Complexity

All “things” are distinguished by whether they can be reasonably decomposed into smaller things. The lines of decomposition are the similarities or differences. Not only do we need to break things down into their smallest parts, but we also need to understand all of the effects between the parts.

Some ‘thing’ is simple if it defies decomposition. It is as broken down as it can be. It gets more complex as the decompositions are more abundant. It is multidimensional relative to any chosen categorizations, so it isn’t easy to compare relative complexity. But it is easy to compare it back to something on the same set of axes that is simpler. One hundred things is marginally more complex than five things.

This is also true of “events”. A single specific event in and of itself is simple, particularly if it does not involve any ‘things’. Events get more complex as they are related to each other. Maybe just sequential or possibly cause and effect. A bunch of related events is more complex than any single one. Again it is multidimensional based on categorizations, but also as events can involve things, this makes it even more multidimensional.

For software, some type of problem exists in reality and we have decided that we can use software to form part of a solution to solve it. Most often, software is only ever a part of the solution, as the problem itself is always anchored in reality, there have to be physical bindings.

Users for instance are just digital collections of information that represent a proxy to one or more people who utilize the software. Without people interacting or being tracked with the software, the concept of users is meaningless.

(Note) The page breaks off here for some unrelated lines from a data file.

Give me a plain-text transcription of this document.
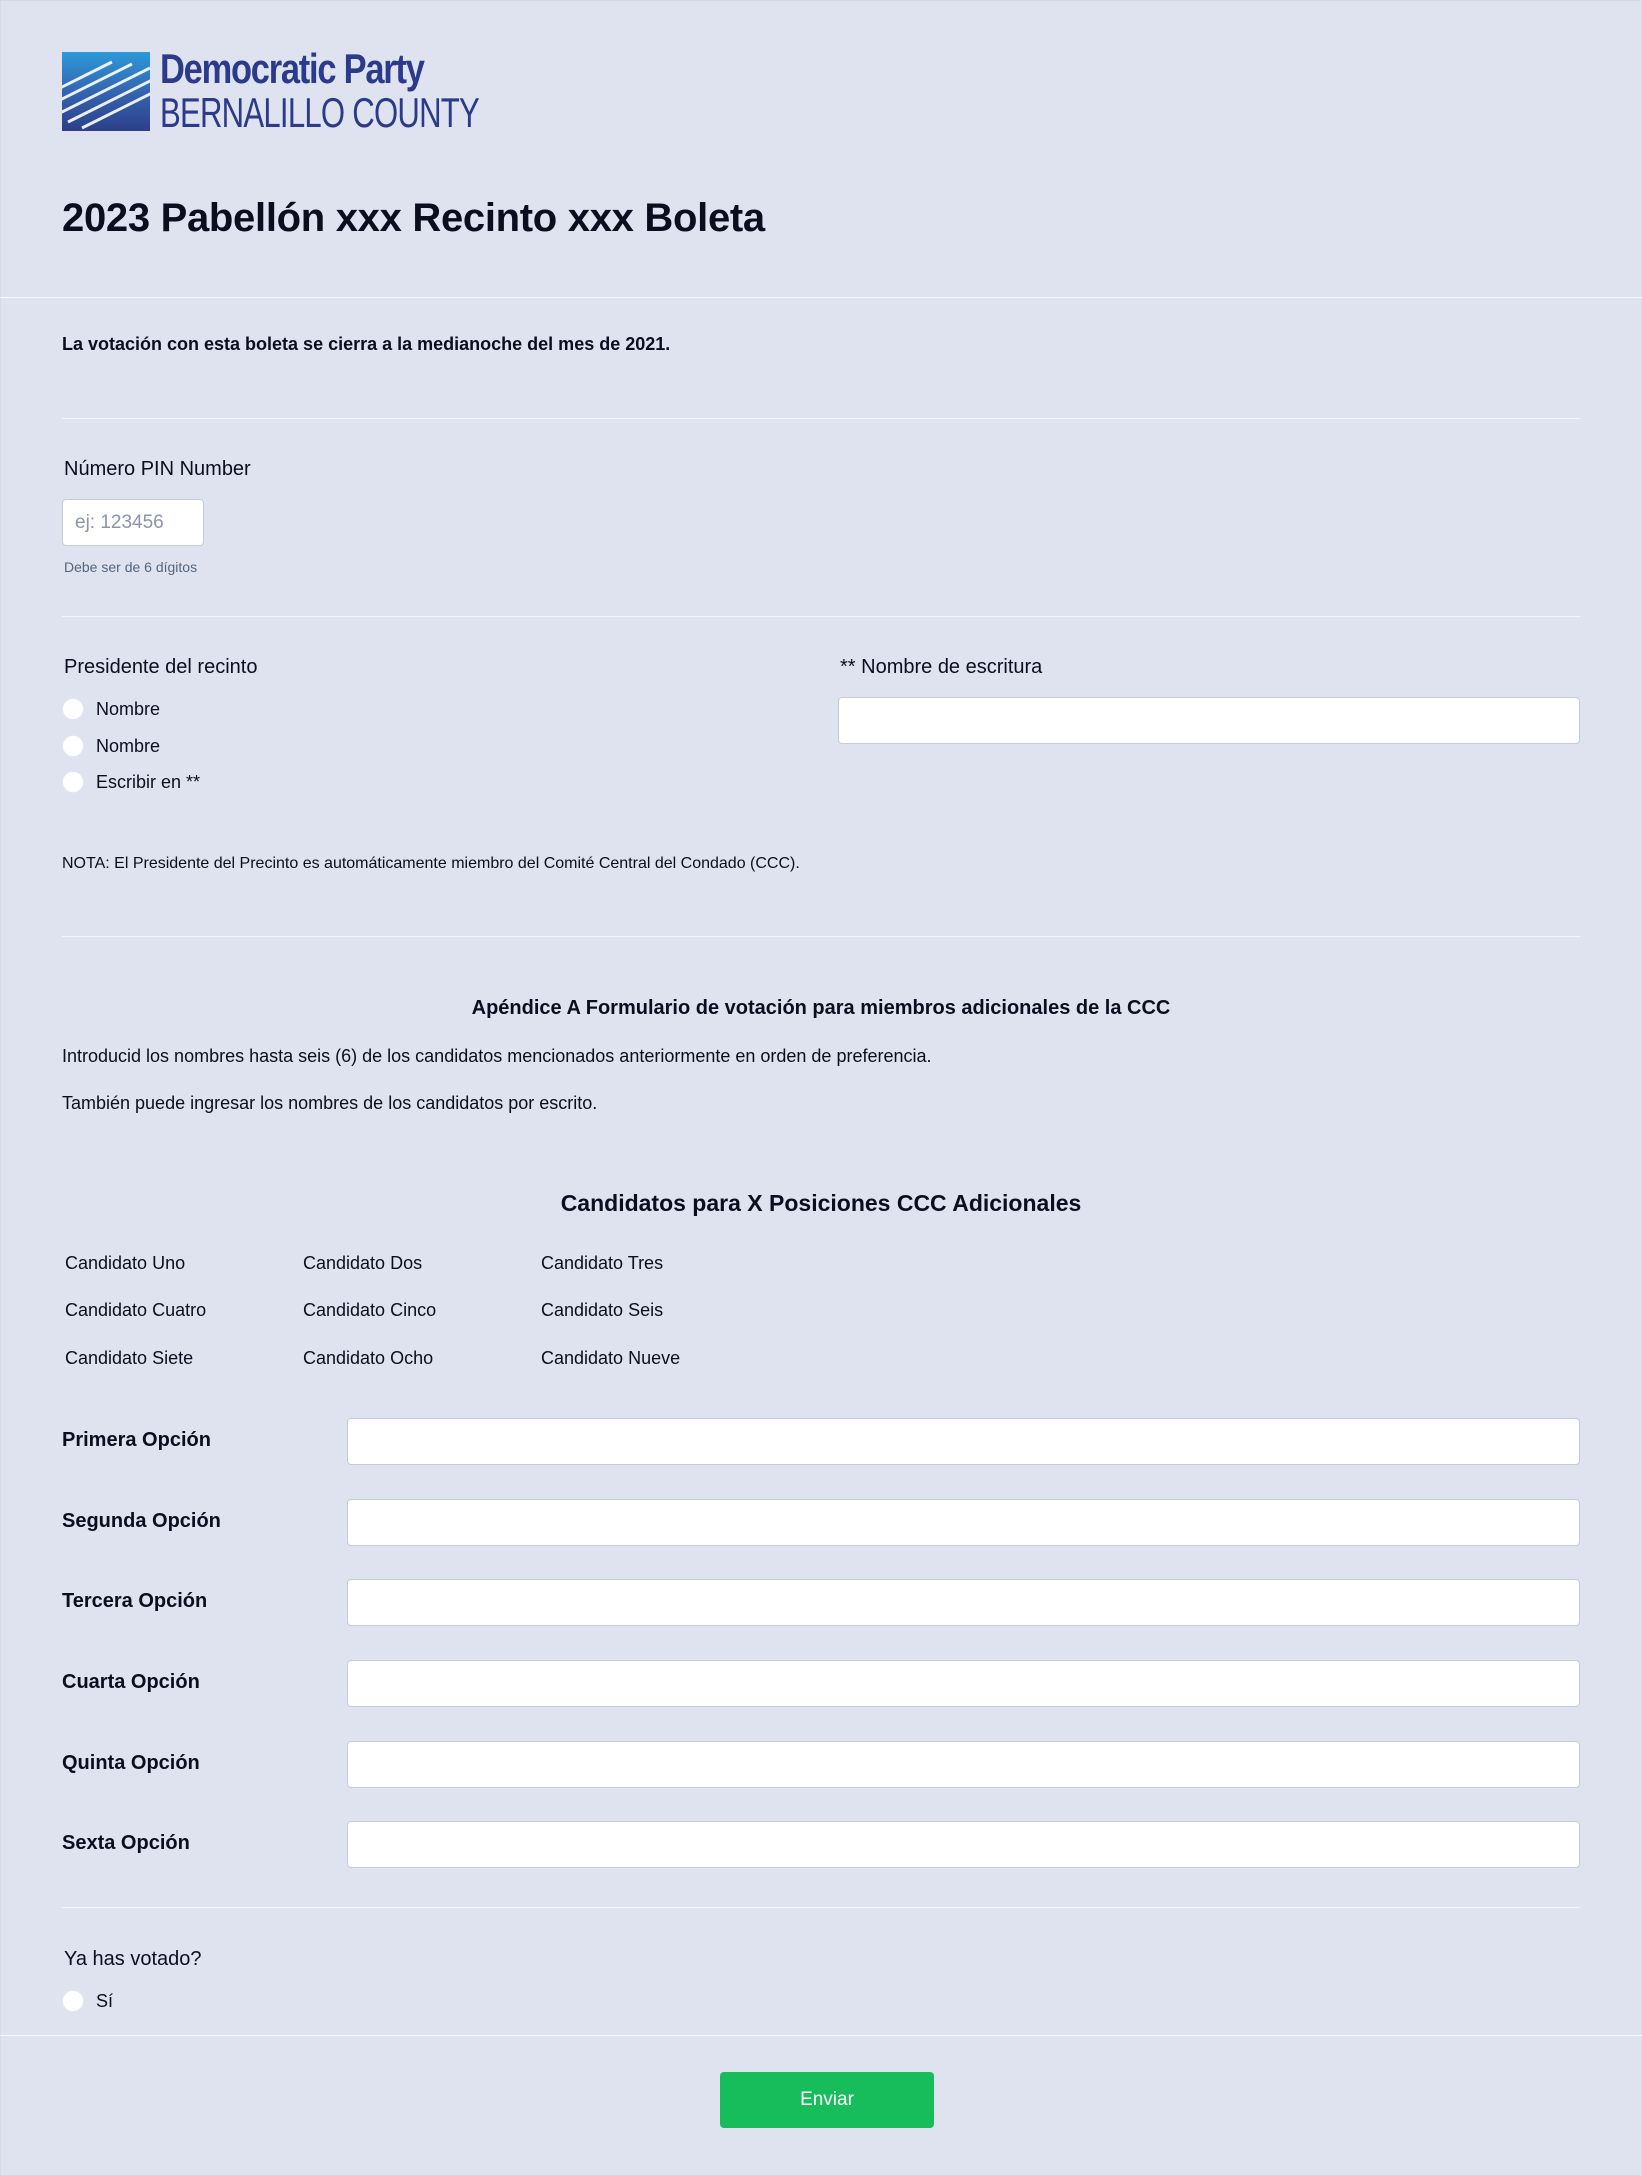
Democratic Party
BERNALILLO COUNTY
2023 Pabellón xxx Recinto xxx Boleta
La votación con esta boleta se cierra a la medianoche del mes de 2021.
Número PIN Number
ej: 123456
Debe ser de 6 dígitos
Presidente del recinto
Nombre
Nombre
Escribir en **
** Nombre de escritura
NOTA: El Presidente del Precinto es automáticamente miembro del Comité Central del Condado (CCC).
Apéndice A Formulario de votación para miembros adicionales de la CCC
Introducid los nombres hasta seis (6) de los candidatos mencionados anteriormente en orden de preferencia.
También puede ingresar los nombres de los candidatos por escrito.
Candidatos para X Posiciones CCC Adicionales
Candidato Uno	Candidato Dos	Candidato Tres
Candidato Cuatro	Candidato Cinco	Candidato Seis
Candidato Siete	Candidato Ocho	Candidato Nueve
Primera Opción
Segunda Opción
Tercera Opción
Cuarta Opción
Quinta Opción
Sexta Opción
Ya has votado?
Sí
Enviar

Since we have a loose relative measure for complexity, we can get some sense of the difference between any two software solutions. We can see that the decomposition for one may be considerably simpler than another for example, although it gets murky when it crosses over trade-offs. Two nearly identical pieces of software may only really differ by some explicit trade-off, but as the trad-offs are anchored in reality, they would not share the same complexity. It would be relative to their operational usage, a larger context.

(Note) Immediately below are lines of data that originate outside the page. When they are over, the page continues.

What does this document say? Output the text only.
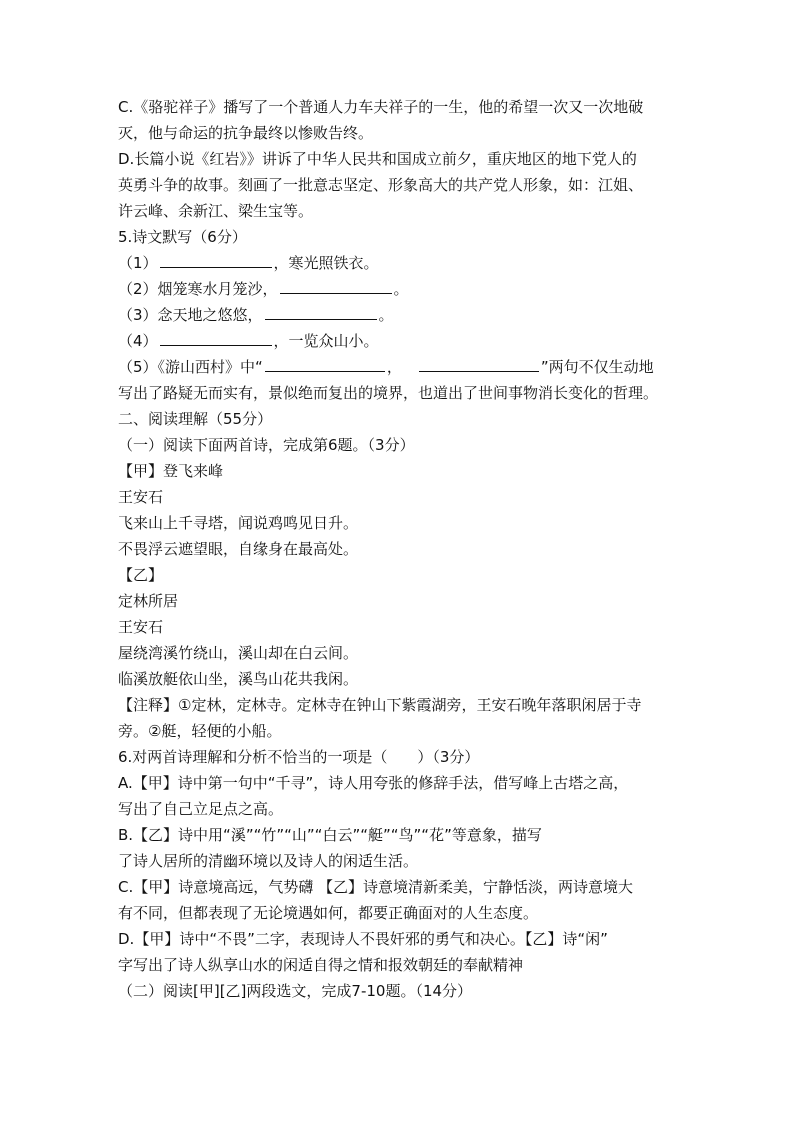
C.《骆驼祥子》播写了一个普通人力车夫祥子的一生，他的希望一次又一次地破
灭，他与命运的抗争最终以惨败告终。
D.长篇小说《红岩》》讲诉了中华人民共和国成立前夕，重庆地区的地下党人的
英勇斗争的故事。刻画了一批意志坚定、形象高大的共产党人形象，如：江姐、
许云峰、余新江、梁生宝等。
5.诗文默写（6分）
（1）	，寒光照铁衣。
（2）烟笼寒水月笼沙，	。
（3）念天地之悠悠，	。
（4）	，一览众山小。
（5）《游山西村》中“	， 	”两句不仅生动地
写出了路疑无而实有，景似绝而复出的境界，也道出了世间事物消长变化的哲理。
二、阅读理解（55分）
（一）阅读下面两首诗，完成第6题。（3分）
【甲】登飞来峰
王安石
飞来山上千寻塔，闻说鸡鸣见日升。
不畏浮云遮望眼，自缘身在最高处。
【乙】
定林所居
王安石
屋绕湾溪竹绕山，溪山却在白云间。
临溪放艇依山坐，溪鸟山花共我闲。
【注释】①定林，定林寺。定林寺在钟山下紫霞湖旁，王安石晚年落职闲居于寺
旁。②艇，轻便的小船。
6.对两首诗理解和分析不恰当的一项是（　　）（3分）
A.【甲】诗中第一句中“千寻”，诗人用夸张的修辞手法，借写峰上古塔之高，
写出了自己立足点之高。
B.【乙】诗中用“溪”“竹”“山”“白云”“艇”“鸟”“花”等意象，描写
了诗人居所的清幽环境以及诗人的闲适生活。
C.【甲】诗意境高远，气势礴 【乙】诗意境清新柔美，宁静恬淡，两诗意境大
有不同，但都表现了无论境遇如何，都要正确面对的人生态度。
D.【甲】诗中“不畏”二字，表现诗人不畏奸邪的勇气和决心。【乙】诗“闲”
字写出了诗人纵享山水的闲适自得之情和报效朝廷的奉献精神
（二）阅读[甲][乙]两段选文，完成7-10题。（14分）
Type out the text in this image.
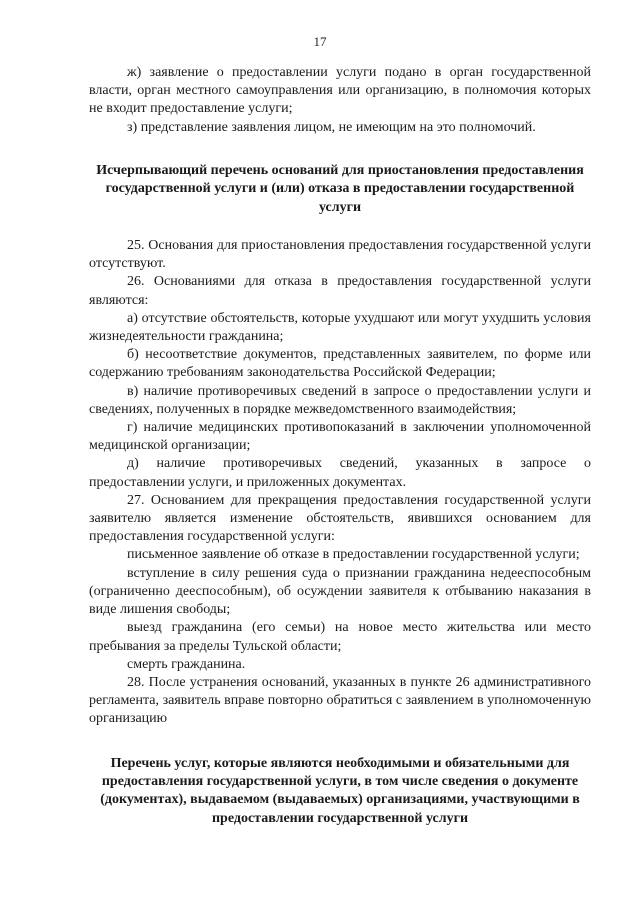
17

ж) заявление о предоставлении услуги подано в орган государственной власти, орган местного самоуправления или организацию, в полномочия которых не входит предоставление услуги;

з) представление заявления лицом, не имеющим на это полномочий.

Исчерпывающий перечень оснований для приостановления предоставления государственной услуги и (или) отказа в предоставлении государственной услуги

25. Основания для приостановления предоставления государственной услуги отсутствуют.

26. Основаниями для отказа в предоставления государственной услуги являются:

а) отсутствие обстоятельств, которые ухудшают или могут ухудшить условия жизнедеятельности гражданина;

б) несоответствие документов, представленных заявителем, по форме или содержанию требованиям законодательства Российской Федерации;

в) наличие противоречивых сведений в запросе о предоставлении услуги и сведениях, полученных в порядке межведомственного взаимодействия;

г) наличие медицинских противопоказаний в заключении уполномоченной медицинской организации;

д) наличие противоречивых сведений, указанных в запросе о предоставлении услуги, и приложенных документах.

27. Основанием для прекращения предоставления государственной услуги заявителю является изменение обстоятельств, явившихся основанием для предоставления государственной услуги:

письменное заявление об отказе в предоставлении государственной услуги;

вступление в силу решения суда о признании гражданина недееспособным (ограниченно дееспособным), об осуждении заявителя к отбыванию наказания в виде лишения свободы;

выезд гражданина (его семьи) на новое место жительства или место пребывания за пределы Тульской области;

смерть гражданина.

28. После устранения оснований, указанных в пункте 26 административного регламента, заявитель вправе повторно обратиться с заявлением в уполномоченную организацию

Перечень услуг, которые являются необходимыми и обязательными для предоставления государственной услуги, в том числе сведения о документе (документах), выдаваемом (выдаваемых) организациями, участвующими в предоставлении государственной услуги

But if we have a given problem and we propose a solution that is vastly simpler than what the problem needs we can see that the solution is “oversimplified”. We know this because the full width of the solution does not fit the full width of the problem, so parts of the problem are left exposed. They may require other software tools or possibly physical tools in order to get the problem solved.

So, in that sense, the fit of any software is defined by its leftover unsolved aspects. These of course have their own complexity. If we sum up the complexities with these gaps, and if there were any overlaps, that gives us the total complexity of the solution. In that case, we find that an oversimplified solution has a higher overall complexity than a properly fighting solution. Not individually, but overall.

We can see that the problem has an ‘intrinsic’ complexity. The partial fit of any solution must be at least as complex as the parts it covers. All fragments and redundancies have their own complexity, but we can place their existence in the category of ‘artificial’ complexity relative to any better-fitting solution.

We might see that in terms of a GUI that helps to keep track of nicely formatted text. If the ability to create, edit, and delete the text is part of the solution, but it lacks the ability to create, edit, and delete all of the different types of required formatting then it would force the users to go to some outside tool to do that work. So, it’s ill-fitting. A second piece of software is required to work with it. The outside tools themselves might have an inherent intrinsic complex, but relative to the problem we are looking at, having to learn and use them is just artificial complexity. Combined that is significantly more than if the embedded editing widget in the main software just allowed for the user to properly manage the formatting.

Keep in mind that this would be different than the Unix philosophy of scripting, as in that case, there are lots of little pieces of software, but they all exist as intrinsic complexity ‘within’ the scripting environment. They are essentially inside of the solution space, not outside.

We can’t necessarily linearize complexity and make it explicitly comparable, but we can understand that one instance of complexity is more complex than another. We might have to back up the context a little to distinguish that, but it always exists. We can also relate complexity back to work. It would be a specific amount of work to build a solution to solve some given problem, but if we meander while constructing it, obviously that would be a lot more work. The shortest path, with the least amount of work, would be to build the full solution as effectively as possible so that it fully covers the problem. For software, that is usually a massive amount of work, so we tend to do it in parts, and gradually evolve into a more complete solution. If the evolution wobbles though, that is an effort that could have been avoided.

All of this gives us a sense that the construction of software as a solution is driven by the understanding and controlling of complexity. Projects are smooth if you understand the full complexities of the problem and find the best path forward to get them covered properly by a software solution as quickly as possible. If you ignore some of those complexities, inherent or artificial, they tend to generate more complexity. Eventually, if you ignore enough of them the project gets out of control and usually meets an undesirable fate. Building software is an exercise in controlling complexity increases. Every decision is about not letting it grow too quickly.